I remember the moment when I stopped believing in Father Christmas (I was nine years old and stumbled on an Action Man hidden in a cupboard which coincidentally turned up at the bottom of my bed on December 25) but I don't remember when I stopped believing in Christmas television.

Perhaps it was when I realised that, more than at any other time of year, television at Christmas reflects what we are; we stare into the screen, minds softened by wine, shirts stained by gravy, trousers stretched by pudding, and see ourselves looking back at us. And what a worrying sight that is.

This year's Christmas programmes from the BBC - which were announced yesterday - are a case in a point. If you can make anything out through the glare and the lights and the hysteria, you will notice that the programmes fit into several categories that, taken together, form a diagnosis of our collective pysche: the lack of attention span, the obsession with triviality, the endless attachment to stuff and how much it costs, the epic hugeness that signifies nothing and - worst of all - the rudeness, the shouting, the noise.

So, with less than four weeks to go until Christmas Day, I would like to offer an alternative festive television guide - the one you won't see in the Radio Times. It is a guide to what's on, but more important than that, it is a guide to what the programmes really mean.

First: Doctor Who. It's the big Christmas family show that gets adults and children together isn't it? But, my, the 50th anniversary episode was depressing. Friends tell me I may have finally outgrown the programme (I stopped believing in Santa when I was nine and I stopped believing in the Doctor when I was 43).

But no: the Doctor Who Christmas special will be another example of what the programme has become. It is obsessed with speed over stealth, noise over silence, big over small. Everything is epic, so nothing is epic; where the plot should be, there is a whirling black hole. And in this universe, everyone is sarcastic, everyone has a one-liner ready, or a putdown. The writer Taylor Parkes put it perfectly the other day when he pointed out that Doctor Who used to be a show about a wise time lord but is now set in a universe where everyone is a wise guy, which led him to his inevitable conclusion: anyone who prefers the new version of Doctor Who to the old one is an imbecile.

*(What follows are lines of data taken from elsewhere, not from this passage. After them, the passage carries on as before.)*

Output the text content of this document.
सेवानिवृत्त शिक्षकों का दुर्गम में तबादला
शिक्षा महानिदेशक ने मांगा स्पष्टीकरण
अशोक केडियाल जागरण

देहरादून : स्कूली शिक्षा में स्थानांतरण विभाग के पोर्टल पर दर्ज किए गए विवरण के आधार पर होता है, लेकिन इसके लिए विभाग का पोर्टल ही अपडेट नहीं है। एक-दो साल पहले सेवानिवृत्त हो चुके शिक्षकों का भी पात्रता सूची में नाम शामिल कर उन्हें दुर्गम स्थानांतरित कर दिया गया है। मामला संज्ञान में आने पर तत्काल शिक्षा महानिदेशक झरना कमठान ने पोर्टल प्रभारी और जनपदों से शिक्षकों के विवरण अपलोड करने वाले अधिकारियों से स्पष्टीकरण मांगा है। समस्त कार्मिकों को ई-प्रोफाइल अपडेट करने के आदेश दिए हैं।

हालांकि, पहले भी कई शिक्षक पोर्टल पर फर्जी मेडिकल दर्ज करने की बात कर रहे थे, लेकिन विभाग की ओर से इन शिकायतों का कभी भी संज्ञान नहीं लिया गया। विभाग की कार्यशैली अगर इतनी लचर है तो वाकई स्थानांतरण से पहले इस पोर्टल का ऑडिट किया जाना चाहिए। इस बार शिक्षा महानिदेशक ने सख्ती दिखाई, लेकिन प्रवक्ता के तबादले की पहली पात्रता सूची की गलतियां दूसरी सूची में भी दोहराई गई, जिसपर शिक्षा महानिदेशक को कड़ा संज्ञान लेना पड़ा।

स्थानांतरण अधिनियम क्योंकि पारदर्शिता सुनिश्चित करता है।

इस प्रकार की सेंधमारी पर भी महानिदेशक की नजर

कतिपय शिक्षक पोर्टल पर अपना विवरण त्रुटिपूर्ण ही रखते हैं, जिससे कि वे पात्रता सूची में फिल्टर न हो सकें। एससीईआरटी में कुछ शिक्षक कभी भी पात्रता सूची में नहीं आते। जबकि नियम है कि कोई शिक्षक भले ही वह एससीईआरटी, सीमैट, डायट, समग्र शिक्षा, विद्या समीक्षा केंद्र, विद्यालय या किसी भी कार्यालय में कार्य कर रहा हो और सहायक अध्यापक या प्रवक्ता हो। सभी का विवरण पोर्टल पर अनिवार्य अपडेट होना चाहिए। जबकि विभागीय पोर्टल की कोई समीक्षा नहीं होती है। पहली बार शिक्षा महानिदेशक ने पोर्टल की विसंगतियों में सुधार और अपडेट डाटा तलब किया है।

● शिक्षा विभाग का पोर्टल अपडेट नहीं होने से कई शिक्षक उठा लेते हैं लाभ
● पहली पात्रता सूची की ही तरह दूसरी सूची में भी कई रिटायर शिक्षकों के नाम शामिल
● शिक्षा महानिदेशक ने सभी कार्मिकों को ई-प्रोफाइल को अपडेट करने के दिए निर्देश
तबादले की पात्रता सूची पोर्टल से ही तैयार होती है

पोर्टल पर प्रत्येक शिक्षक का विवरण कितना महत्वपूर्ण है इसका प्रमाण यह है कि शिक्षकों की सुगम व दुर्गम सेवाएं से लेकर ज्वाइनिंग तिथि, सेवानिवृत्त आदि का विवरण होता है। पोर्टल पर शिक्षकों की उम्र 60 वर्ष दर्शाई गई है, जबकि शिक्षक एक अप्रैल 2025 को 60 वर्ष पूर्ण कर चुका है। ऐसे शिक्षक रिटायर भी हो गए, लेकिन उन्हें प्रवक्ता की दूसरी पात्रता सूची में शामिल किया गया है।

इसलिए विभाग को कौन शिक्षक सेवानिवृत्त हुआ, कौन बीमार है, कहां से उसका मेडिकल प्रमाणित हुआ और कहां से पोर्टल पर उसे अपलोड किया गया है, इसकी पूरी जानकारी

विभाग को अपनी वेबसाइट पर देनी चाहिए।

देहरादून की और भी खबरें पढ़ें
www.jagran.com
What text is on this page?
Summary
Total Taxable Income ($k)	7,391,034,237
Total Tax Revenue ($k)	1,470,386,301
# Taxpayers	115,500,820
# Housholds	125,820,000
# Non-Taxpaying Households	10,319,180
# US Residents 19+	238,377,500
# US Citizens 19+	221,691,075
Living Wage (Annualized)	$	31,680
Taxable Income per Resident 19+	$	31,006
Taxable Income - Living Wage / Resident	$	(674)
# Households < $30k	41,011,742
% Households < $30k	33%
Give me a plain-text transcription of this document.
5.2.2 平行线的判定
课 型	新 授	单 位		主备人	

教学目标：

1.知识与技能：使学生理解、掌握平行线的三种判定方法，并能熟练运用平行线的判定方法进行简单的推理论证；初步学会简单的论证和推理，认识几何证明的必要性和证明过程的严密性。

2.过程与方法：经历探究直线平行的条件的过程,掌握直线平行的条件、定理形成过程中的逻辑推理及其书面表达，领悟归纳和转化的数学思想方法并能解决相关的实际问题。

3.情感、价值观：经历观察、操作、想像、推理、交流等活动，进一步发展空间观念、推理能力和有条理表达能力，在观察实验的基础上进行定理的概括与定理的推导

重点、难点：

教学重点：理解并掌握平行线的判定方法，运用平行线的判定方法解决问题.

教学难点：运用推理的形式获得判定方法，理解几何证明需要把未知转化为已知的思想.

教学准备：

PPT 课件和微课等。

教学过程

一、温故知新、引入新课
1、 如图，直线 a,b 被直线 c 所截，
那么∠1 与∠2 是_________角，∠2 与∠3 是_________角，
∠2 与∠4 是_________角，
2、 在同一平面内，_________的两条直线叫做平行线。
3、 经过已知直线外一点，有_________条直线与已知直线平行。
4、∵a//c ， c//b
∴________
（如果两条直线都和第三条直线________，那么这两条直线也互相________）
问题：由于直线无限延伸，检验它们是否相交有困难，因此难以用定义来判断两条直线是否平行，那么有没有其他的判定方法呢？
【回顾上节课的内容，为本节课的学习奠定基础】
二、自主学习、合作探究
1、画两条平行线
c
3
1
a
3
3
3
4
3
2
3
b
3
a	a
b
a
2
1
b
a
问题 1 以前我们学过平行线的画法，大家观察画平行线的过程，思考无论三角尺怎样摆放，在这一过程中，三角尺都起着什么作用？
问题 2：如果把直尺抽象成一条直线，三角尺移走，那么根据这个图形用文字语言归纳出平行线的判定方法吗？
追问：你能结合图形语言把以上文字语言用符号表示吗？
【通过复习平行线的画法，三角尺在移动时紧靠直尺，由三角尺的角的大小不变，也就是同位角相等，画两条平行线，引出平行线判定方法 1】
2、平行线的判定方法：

That attitude in Doctor Who - the swaggering smart-alec-ness, the sarcasm - also infects Sherlock, which is another of the Christmas highlights from the BBC. Just the other day, a friend told me she couldn't bear to watch the programme any more because of the sneer on the face of every character. But that is our sneer, I'm afraid. That is who we are (reflected in the modern phenomenon of internet trolling) so the programmes that are made for us reflect it. The original Sherlock Holmes - difficult yes, but always gentlemanly - has been replaced by a git with no heart.

So what else do we have at Christmas? The Call Centre, which, according to the BBC Christmas press release, is another of the highlights of the schedule. But what is it? It is a reality show set in a call centre in Cardiff. It is a programme which we will sit down to watch only to be interrupted by calls from the sort of centres that are in the programme. It represents the circle of consumerism that swirls and swirls. It is the attachment to objects we can buy, underlined by the likes of that John Lewis ad: chilly, consumerist emptiness disguised as a children's story about a hare.

But no, at least we have Downton Abbey and The Great British Bake-off and Call the Midwife. There will be Christmas specials of all those shows won't there, so surely their tinselly toastyness indicates that Christmas hasn't really changed after all?

Possibly. Downton is always diverting and the Bake-off is eccentric, strange, and marvellous but I wonder if all those cakes and Edwardian servants aren't a bit of a distraction? In other words, as long as we are looking at them - and other nostalgic programmes this Christmas such as the remake of Open All Hours with David Jason - perhaps we won't notice the lack of anything new. Maybe programmes that remind us of what we used to be will make us forget what we are.